Differentiation

Why differentiation is hard

Network identification by deconvolution (NID) comprises three numerically delicate stages: differentiation, deconvolution, and the Foster-to-Cauer transform. The first two are extremely sensitive to noise; if the derivative is biased or noisy, all subsequent steps degrade.

A recorded step response \(a(t)\) must be converted into its impulse response \(h(t)=\partial a/\partial t\). Finite-difference formulas amplify every morsel of measurement noise, while wide averaging windows suppress noise and small, rapid transients. This compromise is the bias–variance trade-off. In practice, measuring clean \(Z_\mathrm{th}\) curves greatly reduces the noise problem, but it is still necessary to balance the two extremes.

Logarithmic timeline effects

After converting to the logarithmic axis

(13)\[z = \ln t ,\]

samples are far apart at early times and crammed together later. Sparse regions suffer most from differentiation errors.

Simple differentiation schemes

Straight-line fit over a short window.
Second-order Savitzky–Golay filter over a longer window.

Both still require an informed choice of window length.

Optimal regression filtering

The implementation adopted here replaces ad-hoc windows by an adaptive LOWESS/SURE filter that simultaneously smooths the logarithmic step response and provides its derivative.

Basic idea

Model the samples

(14)\[x_i \;=\; s_i \;+\; w_i,\]

where \(s_i\) is the unknown true signal at \(z_i\) and \(w_i\) is white noise with variance \(\sigma^2\).
Local regression Around each target position \(z_i\) take the subset \(\mathbf{x}\) that falls inside a window of logarithmic length \(L\). Fit a low-order polynomial (first order performs best in practice) using tricubic weights

(15)\[\begin{split}w(\Delta z) \;=\; \begin{cases} \bigl(1 - |\Delta z|^3/L^3\bigr)^3, & |\Delta z| < L;\\[4pt] 0, & \text{otherwise}. \end{cases}\end{split}\]

Additional weights compensate for local sample density so that sparse early data are not undervalued.
Derivative The slope of the fitted line at \(z_i\) furnishes \(h(z_i)=\mathrm{d}a/\mathrm{d}z\).

Choosing the window length

For each location the statistical risk

(16)\[\mathcal{R}_i \;=\; \mathbb{E}\Bigl[(f_i(\mathbf{x})-s_i)^2\Bigr]\]
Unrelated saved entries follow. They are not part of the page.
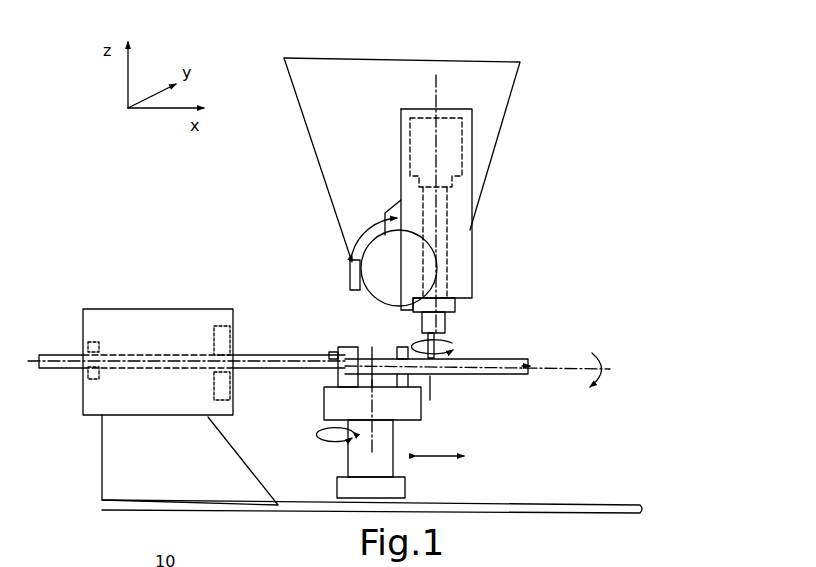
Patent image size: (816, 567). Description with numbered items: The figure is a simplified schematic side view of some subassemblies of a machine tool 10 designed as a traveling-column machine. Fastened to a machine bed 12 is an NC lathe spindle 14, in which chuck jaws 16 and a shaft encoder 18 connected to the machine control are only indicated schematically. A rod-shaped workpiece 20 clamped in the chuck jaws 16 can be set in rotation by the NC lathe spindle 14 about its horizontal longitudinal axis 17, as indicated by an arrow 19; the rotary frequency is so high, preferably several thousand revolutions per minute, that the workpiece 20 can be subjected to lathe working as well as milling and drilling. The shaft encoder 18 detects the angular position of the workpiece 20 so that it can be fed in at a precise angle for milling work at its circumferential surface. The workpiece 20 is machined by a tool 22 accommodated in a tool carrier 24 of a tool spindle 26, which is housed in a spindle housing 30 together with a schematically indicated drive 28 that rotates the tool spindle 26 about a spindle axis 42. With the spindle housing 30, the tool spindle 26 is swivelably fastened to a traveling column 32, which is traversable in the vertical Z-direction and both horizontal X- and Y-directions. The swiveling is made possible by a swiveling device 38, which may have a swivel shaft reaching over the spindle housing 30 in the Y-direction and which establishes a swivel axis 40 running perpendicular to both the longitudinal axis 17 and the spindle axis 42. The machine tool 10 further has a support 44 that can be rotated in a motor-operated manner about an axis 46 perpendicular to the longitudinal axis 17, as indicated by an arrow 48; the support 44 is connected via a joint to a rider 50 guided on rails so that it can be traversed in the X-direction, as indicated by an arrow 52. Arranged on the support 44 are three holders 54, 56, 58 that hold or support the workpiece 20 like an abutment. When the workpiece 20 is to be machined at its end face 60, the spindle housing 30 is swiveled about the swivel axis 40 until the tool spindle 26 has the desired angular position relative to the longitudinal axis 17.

The machine tool 10 is at (634, 128).
The machine bed 12 is at (612, 511).
The NC lathe spindle 14 is at (155, 323).
The chuck jaws 16 is at (220, 345).
The longitudinal axis 17 is at (570, 372).
The shaft encoder 18 is at (88, 343).
The arrow 19 is at (602, 378).
The rod-shaped workpiece 20 is at (285, 365).
The tool 22 is at (452, 346).
The tool carrier 24 is at (440, 318).
The tool spindle 26 is at (440, 217).
The drive 28 is at (447, 156).
The spindle housing 30 is at (457, 252).
The traveling column 32 is at (498, 88).
The swiveling device 38 is at (350, 262).
The swivel axis 40 is at (396, 268).
The spindle axis 42 is at (433, 96).
The support 44 is at (410, 410).
The axis 46 is at (370, 404).
The arrow 48 is at (378, 452).
The rider 50 is at (354, 488).
The arrow 52 is at (442, 460).
The holder 54 is at (330, 352).
The holder 56 is at (347, 347).
The holder 58 is at (400, 347).
The end face 60 is at (530, 362).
measures the mean-square error of the estimator \(f_i\). Because \(s_i\) is unknown, the risk is estimated with Stein’s unbiased risk estimate (SURE):

(17)\[\widehat{\mathcal{R}}_i \;=\; f_i^2 - 2f_i x_i + 2\sigma^2 \frac{\partial f_i}{\partial x_i} \;+\; \text{constant}.\]
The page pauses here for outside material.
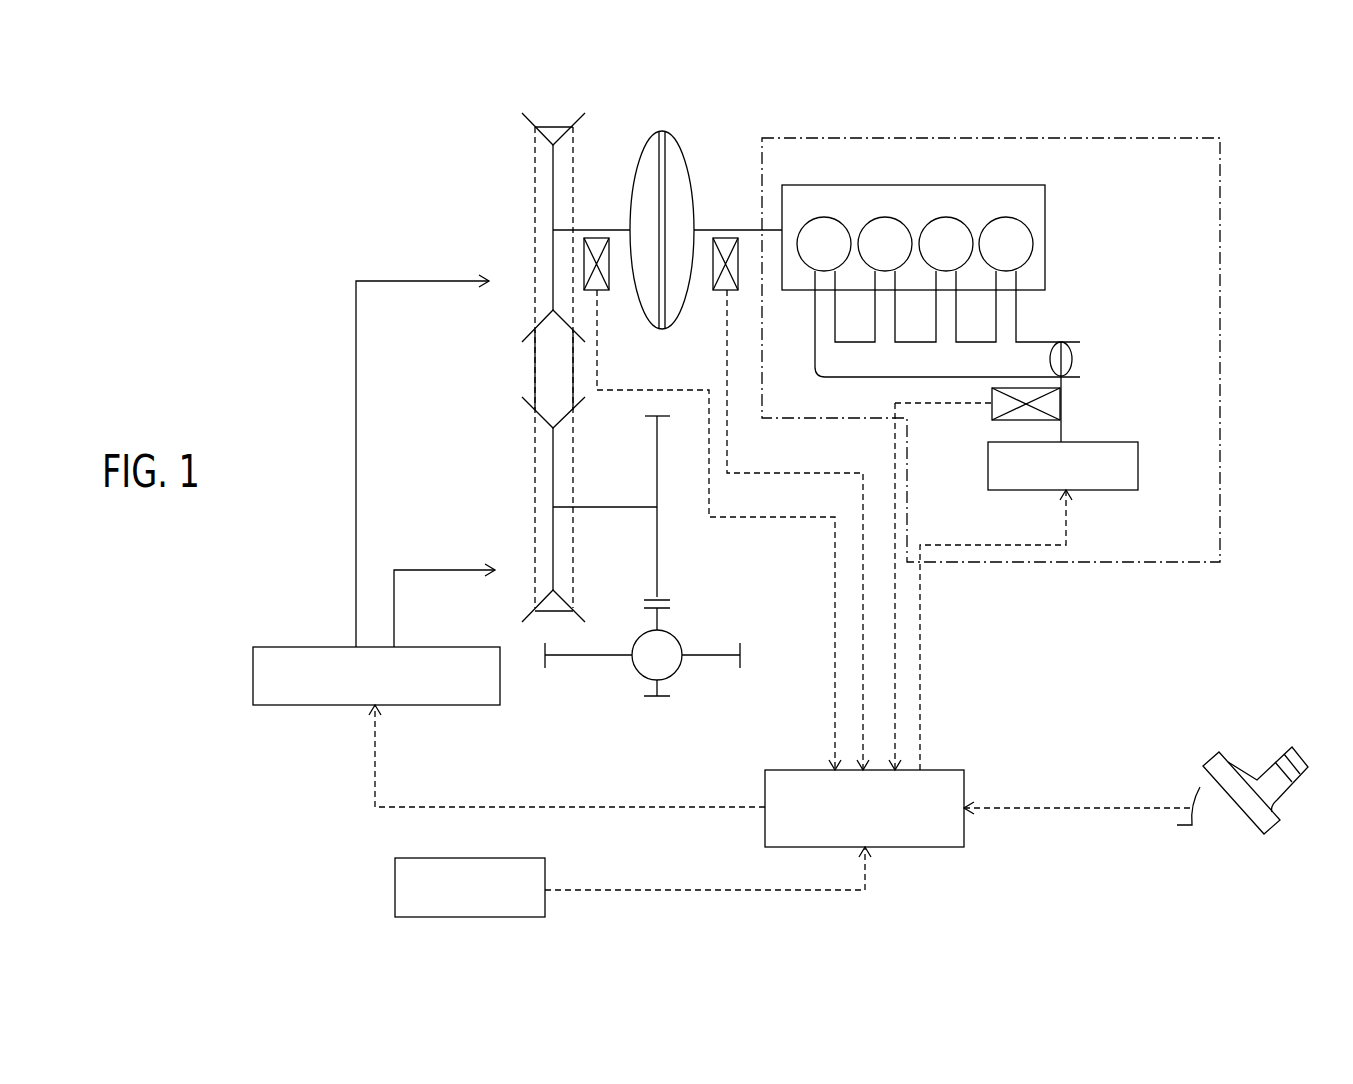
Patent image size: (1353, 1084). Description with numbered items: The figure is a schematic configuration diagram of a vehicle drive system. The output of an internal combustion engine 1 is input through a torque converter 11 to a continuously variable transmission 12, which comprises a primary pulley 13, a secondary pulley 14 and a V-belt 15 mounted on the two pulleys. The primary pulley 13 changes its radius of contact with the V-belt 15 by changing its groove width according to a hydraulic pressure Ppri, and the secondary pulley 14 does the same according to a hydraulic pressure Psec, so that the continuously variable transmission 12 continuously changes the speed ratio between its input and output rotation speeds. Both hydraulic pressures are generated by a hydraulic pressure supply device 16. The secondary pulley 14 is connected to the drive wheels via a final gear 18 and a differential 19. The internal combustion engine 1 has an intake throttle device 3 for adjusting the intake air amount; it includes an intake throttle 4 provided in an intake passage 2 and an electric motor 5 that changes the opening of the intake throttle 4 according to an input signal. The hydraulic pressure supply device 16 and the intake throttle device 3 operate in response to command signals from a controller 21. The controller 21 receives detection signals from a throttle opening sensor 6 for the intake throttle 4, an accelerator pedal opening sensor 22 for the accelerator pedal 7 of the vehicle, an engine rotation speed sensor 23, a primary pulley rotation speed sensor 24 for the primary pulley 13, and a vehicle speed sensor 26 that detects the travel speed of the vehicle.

The additive constant does not depend on the window, so minimising \(\widehat{\mathcal{R}}_i\) over \(L\) yields the optimal trade-off. A practical algorithm:

Define a reasonable interval \(L\in[L_{-},L_{+}]\).
Pick an initial \(L_0\) at the first grid point \(z'_0\), or find an optimal \(L_0\) by minimising \(\widehat{\mathcal{R}}_0\) over \(L\).
At each subsequent regularised position \(z'_i\)
- evaluate the risk for \(L-\Delta L,\;L,\;L+\Delta L\),
- move \(L\) towards the lowest-risk candidate.

This greedy update avoids erratic jumps and accelerates computation. Because a uniform \(z'\)-grid is created on the fly, the data are resampled, smoothed, and differentiated in a single pass—perfectly suited for the fast Fourier and Bayesian steps that follow.